Tag der offenen Tür in Helsingör. Königin Gertrud serviert uns als ihren Gästen einen Rotwein. Das Königshaus hat eine Werbeagentur mit der Entwicklung einer neuen Corporate Identity Strategie beauftragt. Man will nahbarer werden; es gibt da schließlich einige unschöne Geschichten, die irgendwelche dubiosen Schreiberlinge namens Müller oder Shakespeare unters Volk gestreut haben. Heute empfangen uns die Hoheiten mit gespielter Wärme, großer Professionalität und aalglattem Auftreten zu einer Marketing-Veranstaltung. Der Schauspieler Bruno Winzen stellt das Projekt vor, Paul Steinbach sich selbst und Crescentia Dünßer fragt sich, ob es nicht möglich sei, auch nach 35 Jahren noch eingefahrene Handlungs- und Verhaltensmuster zu durchbrechen. Alles soll anders werden. Nur Ophelia zickt noch rum: Jannike Schubert sagt erstmal nix.

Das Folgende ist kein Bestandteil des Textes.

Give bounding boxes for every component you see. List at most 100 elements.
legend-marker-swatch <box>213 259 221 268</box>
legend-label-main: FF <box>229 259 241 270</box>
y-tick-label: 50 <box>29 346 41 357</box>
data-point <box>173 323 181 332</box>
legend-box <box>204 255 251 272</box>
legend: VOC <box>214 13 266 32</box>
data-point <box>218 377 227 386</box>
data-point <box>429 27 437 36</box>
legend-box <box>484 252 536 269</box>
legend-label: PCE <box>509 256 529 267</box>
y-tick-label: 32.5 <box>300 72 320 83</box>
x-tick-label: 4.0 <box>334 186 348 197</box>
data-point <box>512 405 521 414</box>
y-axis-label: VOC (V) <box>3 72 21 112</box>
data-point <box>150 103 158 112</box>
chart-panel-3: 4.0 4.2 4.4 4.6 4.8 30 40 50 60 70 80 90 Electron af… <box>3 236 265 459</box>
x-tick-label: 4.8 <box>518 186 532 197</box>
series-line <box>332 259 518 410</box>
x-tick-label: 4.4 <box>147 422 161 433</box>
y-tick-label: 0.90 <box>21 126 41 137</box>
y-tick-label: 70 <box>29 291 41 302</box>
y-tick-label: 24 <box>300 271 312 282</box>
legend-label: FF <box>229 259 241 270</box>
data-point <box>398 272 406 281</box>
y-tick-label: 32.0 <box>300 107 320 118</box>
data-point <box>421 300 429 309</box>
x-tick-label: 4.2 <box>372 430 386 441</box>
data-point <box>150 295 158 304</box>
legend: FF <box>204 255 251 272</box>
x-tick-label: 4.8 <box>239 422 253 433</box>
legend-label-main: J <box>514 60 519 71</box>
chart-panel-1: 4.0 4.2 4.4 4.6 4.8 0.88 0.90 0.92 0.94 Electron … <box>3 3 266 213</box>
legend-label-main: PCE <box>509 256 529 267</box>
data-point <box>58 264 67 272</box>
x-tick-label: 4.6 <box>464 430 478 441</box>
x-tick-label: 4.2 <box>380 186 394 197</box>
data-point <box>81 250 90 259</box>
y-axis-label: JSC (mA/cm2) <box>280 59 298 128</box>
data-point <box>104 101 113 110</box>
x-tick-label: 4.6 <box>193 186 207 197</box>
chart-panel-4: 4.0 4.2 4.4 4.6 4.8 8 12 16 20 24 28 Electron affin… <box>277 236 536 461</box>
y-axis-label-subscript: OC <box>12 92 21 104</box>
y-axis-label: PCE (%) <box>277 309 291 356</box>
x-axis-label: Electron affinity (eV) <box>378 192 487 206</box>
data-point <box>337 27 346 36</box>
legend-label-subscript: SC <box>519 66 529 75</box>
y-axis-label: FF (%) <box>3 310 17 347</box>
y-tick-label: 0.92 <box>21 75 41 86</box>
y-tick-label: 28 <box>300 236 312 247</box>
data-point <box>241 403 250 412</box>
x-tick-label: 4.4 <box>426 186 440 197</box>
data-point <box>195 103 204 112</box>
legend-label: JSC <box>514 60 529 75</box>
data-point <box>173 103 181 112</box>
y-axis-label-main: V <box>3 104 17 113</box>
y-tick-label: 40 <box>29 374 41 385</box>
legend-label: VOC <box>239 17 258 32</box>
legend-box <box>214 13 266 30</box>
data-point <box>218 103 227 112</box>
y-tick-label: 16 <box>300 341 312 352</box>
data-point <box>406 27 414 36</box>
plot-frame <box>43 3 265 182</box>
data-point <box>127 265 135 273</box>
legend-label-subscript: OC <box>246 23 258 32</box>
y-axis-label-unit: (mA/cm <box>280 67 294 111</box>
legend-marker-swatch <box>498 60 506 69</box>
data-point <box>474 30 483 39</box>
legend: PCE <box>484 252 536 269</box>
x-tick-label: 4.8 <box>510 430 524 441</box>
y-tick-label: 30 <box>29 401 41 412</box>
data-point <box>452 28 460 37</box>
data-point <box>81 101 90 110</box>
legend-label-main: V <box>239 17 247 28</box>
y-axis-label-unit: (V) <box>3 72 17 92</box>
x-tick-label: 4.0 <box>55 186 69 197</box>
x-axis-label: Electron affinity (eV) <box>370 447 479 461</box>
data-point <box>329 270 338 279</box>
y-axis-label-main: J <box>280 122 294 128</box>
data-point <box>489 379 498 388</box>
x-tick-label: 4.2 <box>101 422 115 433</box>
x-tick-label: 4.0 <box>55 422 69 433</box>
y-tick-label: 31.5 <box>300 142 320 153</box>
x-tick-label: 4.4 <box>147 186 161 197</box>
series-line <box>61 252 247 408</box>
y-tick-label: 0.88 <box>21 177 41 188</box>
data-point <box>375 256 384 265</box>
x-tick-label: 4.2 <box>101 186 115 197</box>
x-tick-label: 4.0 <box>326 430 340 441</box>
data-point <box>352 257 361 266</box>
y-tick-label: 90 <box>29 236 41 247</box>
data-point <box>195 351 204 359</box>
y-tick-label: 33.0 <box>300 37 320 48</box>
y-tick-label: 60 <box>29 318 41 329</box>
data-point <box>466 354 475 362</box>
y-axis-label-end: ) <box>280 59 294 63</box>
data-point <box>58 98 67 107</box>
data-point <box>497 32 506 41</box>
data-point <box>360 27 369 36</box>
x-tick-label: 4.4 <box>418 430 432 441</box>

In all der heimeligen Wohlfühlatmosphäre wirkt dieser erste Ansatz, eine echte Shakespeare-Figur respektive ihre Müller-Überschreibung zu interpretieren, verstörend. Aber es wird jetzt tatsächlich etwas heinermüllerisch: „Ich bin Claudius“, sagt Michael Ophelders. „Ich bin Gertrud“, stellt sich Crescentia Dünßer vor. Shakespeare-Zitate folgen, staatstragend vorgetragen. Im Hintergrund Filmmusik. Elegant schwenkt der Abend zu der Szene der Beerdigung von Hamlets Vater, die Heiner Müller in der Hamletmaschine so sarkastisch schildert. Wir sehen die trauernde Königin am Arm des Mörders Claudius, ihre Tröstung in Form einer angedeuteten Begattung. „Auf dem leeren Sarg besprang der Mörder die Witwe“, heißt es bei Heiner Müller. Hamlet verweigert die Totenrede, nicht aber das gemeinsame Gruppenfoto – der Mann ist halt auf der Suche nach einer eigenen Position. Ausgerechnet als Claudius auf die bedrohliche politische Situation des Landes zu sprechen kommt, schrillen in der Fabrik Heeder die Alarm-Sirenen. Schauspieler und Zuschauer flüchten ins Foyer.

Dort gibt es für die Zuschauer keinen Wein mehr, aber Brot und Tee. Horatio ist der Berater des Prinzen Hamlet – auch in so wichtigen Fragen wie den preiswertesten Traueranzeigen. Gertrud führt vor, mit welchen Schimpfkanonaden mancherorts die Kindererziehung funktioniert. Bruno Winzen ist Hamlet und wechselt von Shakespeare-Zitaten zu Auszügen aus Heiner Müllers Hamletmaschine. Haus Helsingör führt das Alltagsleben einer Familie, in der der Hausfrieden allenfalls noch zum Schein gewahrt bleibt.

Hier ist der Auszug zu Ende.